On peut se poser la question de l’utilisation de telles données par un gouvernement futur qui n’aurait pas les mêmes motivations que le Gouvernement actuel. Nous sommes entrés dans une époque où le terrorisme pousse les dirigeants étatiques à vouloir surprotéger leur territoire et leurs citoyens, au risque de prendre des décisions qui pourraient finalement les faire basculer vers un régime trop autoritaire. Avec un tel outil de fichage, un gouvernement pourrait très bien créer un algorithme pour utiliser les données mises à sa disposition afin d’identifier des catégories d’individus grâce à la reconnaissance faciale automatisée par exemple. Ce qui donnerait un pouvoir considérable aux autorités de police et qui porterait gravement atteinte au principe fondamental du respect à la vie privée des français. Une hypothèse soulevée par le sénateur Gaëtan Gorce, commissaire de la CNIL, qui s’inquiète d’une telle utilisation guidée par le sentiment de terreur des attentats ayant touché notre pays.

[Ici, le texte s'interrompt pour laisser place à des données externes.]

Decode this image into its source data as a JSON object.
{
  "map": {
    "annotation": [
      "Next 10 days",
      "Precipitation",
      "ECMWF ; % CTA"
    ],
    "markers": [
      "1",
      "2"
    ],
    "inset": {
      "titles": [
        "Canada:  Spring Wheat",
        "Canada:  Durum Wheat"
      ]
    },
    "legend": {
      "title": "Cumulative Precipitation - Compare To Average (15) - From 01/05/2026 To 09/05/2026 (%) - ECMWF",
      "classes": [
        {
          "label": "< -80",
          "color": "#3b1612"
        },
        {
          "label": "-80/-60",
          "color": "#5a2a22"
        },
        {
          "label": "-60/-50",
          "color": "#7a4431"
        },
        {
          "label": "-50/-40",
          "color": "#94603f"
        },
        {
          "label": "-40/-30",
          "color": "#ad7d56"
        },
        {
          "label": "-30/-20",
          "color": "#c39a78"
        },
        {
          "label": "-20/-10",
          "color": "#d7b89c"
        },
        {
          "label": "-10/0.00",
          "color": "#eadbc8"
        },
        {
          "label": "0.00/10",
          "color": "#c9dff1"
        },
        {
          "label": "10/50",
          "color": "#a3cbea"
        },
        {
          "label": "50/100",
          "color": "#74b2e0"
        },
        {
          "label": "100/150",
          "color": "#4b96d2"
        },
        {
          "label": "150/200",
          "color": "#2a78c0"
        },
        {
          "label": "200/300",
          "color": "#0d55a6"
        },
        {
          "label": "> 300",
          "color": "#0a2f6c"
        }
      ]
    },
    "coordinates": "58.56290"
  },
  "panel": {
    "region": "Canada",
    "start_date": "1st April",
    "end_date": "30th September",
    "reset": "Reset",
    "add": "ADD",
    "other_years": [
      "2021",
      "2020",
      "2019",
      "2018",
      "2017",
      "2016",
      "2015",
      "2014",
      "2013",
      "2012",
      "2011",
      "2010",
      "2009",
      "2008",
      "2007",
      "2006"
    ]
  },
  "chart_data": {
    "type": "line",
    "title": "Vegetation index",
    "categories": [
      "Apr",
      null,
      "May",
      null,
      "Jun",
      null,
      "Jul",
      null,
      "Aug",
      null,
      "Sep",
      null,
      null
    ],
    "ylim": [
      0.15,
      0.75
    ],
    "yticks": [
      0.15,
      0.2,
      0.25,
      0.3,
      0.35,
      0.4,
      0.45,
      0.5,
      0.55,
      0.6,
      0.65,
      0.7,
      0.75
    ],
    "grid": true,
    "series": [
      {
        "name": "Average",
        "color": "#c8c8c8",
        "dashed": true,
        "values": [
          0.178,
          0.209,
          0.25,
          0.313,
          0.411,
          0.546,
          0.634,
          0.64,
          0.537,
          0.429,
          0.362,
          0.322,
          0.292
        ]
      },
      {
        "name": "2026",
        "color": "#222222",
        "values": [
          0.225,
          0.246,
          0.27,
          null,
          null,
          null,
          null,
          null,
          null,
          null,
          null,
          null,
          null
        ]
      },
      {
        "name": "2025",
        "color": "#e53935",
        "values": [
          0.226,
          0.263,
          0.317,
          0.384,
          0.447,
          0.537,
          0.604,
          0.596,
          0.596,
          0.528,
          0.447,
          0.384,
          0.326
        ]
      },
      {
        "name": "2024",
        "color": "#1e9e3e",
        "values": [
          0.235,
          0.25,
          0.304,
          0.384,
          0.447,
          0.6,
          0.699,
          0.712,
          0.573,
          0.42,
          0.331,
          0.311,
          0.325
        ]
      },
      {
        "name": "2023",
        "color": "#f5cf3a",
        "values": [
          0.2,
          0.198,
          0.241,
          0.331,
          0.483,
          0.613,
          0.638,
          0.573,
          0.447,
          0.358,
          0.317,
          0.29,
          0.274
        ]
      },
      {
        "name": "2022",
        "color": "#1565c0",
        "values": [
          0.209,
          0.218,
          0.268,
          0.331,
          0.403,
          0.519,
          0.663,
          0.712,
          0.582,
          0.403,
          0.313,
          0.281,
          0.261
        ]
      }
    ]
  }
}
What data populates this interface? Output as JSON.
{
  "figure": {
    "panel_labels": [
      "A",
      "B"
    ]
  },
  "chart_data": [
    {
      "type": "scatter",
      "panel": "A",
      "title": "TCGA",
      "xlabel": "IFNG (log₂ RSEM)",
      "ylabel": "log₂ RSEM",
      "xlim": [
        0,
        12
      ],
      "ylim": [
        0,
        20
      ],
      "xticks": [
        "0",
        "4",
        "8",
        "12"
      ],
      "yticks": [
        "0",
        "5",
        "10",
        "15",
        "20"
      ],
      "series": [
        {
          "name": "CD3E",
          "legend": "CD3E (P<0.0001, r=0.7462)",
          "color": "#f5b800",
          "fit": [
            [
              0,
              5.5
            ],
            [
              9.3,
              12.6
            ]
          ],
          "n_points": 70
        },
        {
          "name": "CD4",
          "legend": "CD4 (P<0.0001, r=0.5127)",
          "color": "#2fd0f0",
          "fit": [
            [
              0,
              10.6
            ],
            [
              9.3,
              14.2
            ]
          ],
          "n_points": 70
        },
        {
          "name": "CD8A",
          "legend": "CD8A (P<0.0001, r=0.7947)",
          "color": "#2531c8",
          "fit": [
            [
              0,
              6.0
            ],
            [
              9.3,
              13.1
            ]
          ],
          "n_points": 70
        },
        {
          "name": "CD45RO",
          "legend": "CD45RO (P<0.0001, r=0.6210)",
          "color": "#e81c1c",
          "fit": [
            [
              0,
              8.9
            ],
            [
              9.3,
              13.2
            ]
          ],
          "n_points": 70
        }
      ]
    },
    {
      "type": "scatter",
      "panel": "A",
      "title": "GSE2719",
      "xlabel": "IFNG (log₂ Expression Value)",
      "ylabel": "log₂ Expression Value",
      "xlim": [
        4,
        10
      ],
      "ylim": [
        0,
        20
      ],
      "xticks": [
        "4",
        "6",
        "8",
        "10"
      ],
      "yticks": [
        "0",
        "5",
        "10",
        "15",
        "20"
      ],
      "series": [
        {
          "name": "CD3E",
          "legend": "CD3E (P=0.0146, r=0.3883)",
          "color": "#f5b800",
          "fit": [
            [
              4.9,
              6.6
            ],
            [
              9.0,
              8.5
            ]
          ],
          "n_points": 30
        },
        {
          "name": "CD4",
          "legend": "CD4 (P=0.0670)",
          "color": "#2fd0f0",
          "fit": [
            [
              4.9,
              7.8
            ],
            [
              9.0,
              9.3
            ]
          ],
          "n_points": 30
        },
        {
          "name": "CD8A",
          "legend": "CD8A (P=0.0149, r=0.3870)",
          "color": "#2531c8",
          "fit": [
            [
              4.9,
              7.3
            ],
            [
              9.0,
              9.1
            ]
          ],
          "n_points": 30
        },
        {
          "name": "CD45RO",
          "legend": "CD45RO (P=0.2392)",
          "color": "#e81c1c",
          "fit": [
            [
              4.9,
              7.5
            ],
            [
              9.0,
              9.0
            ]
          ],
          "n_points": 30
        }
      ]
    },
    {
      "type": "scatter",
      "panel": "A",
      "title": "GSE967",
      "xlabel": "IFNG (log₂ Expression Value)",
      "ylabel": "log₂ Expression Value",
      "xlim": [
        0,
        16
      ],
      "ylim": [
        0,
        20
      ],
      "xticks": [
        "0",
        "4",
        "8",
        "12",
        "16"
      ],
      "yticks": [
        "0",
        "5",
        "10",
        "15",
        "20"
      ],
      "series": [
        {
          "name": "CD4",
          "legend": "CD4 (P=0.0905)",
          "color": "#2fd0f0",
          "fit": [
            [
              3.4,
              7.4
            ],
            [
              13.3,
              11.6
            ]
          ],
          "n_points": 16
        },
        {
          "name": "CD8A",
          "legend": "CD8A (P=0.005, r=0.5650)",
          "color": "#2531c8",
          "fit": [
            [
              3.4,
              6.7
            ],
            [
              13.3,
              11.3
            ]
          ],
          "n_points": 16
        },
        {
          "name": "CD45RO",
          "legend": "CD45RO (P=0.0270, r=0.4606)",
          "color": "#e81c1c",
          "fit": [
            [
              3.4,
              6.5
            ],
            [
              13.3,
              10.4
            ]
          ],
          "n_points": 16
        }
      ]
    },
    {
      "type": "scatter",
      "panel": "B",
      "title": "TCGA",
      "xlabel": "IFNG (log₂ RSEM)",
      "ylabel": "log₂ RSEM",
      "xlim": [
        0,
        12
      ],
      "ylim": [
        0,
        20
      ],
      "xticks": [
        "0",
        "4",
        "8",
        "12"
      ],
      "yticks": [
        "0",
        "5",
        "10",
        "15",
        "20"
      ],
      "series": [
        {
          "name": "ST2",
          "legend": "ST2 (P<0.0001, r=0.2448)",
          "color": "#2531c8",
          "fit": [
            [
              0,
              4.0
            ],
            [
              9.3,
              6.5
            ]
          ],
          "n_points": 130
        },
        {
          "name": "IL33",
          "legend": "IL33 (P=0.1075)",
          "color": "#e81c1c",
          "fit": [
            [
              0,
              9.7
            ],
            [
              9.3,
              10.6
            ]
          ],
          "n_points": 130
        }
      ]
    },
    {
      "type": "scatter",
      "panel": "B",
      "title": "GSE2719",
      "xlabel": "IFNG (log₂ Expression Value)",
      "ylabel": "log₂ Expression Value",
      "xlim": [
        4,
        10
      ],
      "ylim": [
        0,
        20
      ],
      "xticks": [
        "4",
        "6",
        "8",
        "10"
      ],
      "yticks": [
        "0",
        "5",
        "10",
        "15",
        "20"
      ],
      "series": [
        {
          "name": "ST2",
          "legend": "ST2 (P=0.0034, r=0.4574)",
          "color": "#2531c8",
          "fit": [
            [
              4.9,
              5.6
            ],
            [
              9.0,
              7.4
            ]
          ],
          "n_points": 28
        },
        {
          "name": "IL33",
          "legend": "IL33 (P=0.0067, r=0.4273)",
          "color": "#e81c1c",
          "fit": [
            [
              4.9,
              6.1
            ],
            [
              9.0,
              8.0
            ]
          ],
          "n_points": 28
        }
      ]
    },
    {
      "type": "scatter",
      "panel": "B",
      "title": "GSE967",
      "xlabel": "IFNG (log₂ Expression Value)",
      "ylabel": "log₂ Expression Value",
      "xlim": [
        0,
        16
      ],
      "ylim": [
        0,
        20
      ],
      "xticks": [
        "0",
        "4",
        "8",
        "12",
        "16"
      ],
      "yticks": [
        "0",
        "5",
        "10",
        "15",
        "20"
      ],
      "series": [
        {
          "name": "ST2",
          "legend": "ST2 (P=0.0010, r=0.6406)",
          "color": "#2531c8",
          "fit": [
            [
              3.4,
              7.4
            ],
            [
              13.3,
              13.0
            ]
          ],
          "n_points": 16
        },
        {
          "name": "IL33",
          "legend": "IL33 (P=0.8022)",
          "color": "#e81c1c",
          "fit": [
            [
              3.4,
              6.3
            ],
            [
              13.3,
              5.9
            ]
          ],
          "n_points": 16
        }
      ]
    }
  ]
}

Alors certes, l’idée de Bernard Cazeneuve de créer une base de données visant à faciliter l’administration des passeports et des cartes nationale d’identité, tout en permettant l’authentification de leur titulaire, s’avère compréhensible. Cependant, le Conseil national du numérique (CNNum) s’inquiète également de la création d’un tel fichier, rappelant que la création de ce genre de fichiers a souvent entrainé un élargissement de leurs finalités initiales. De ce fait, la commission indépendante est convaincue qu’une extension du fichier TES interviendra, la seule question restant en suspens étant de savoir à quel moment. Ladite commission rappelle que malgré un encadrement légal, cela a été le cas pour le système Eurodac relatif aux demandes d’asile et mis en place par l’Union Européenne en 2003.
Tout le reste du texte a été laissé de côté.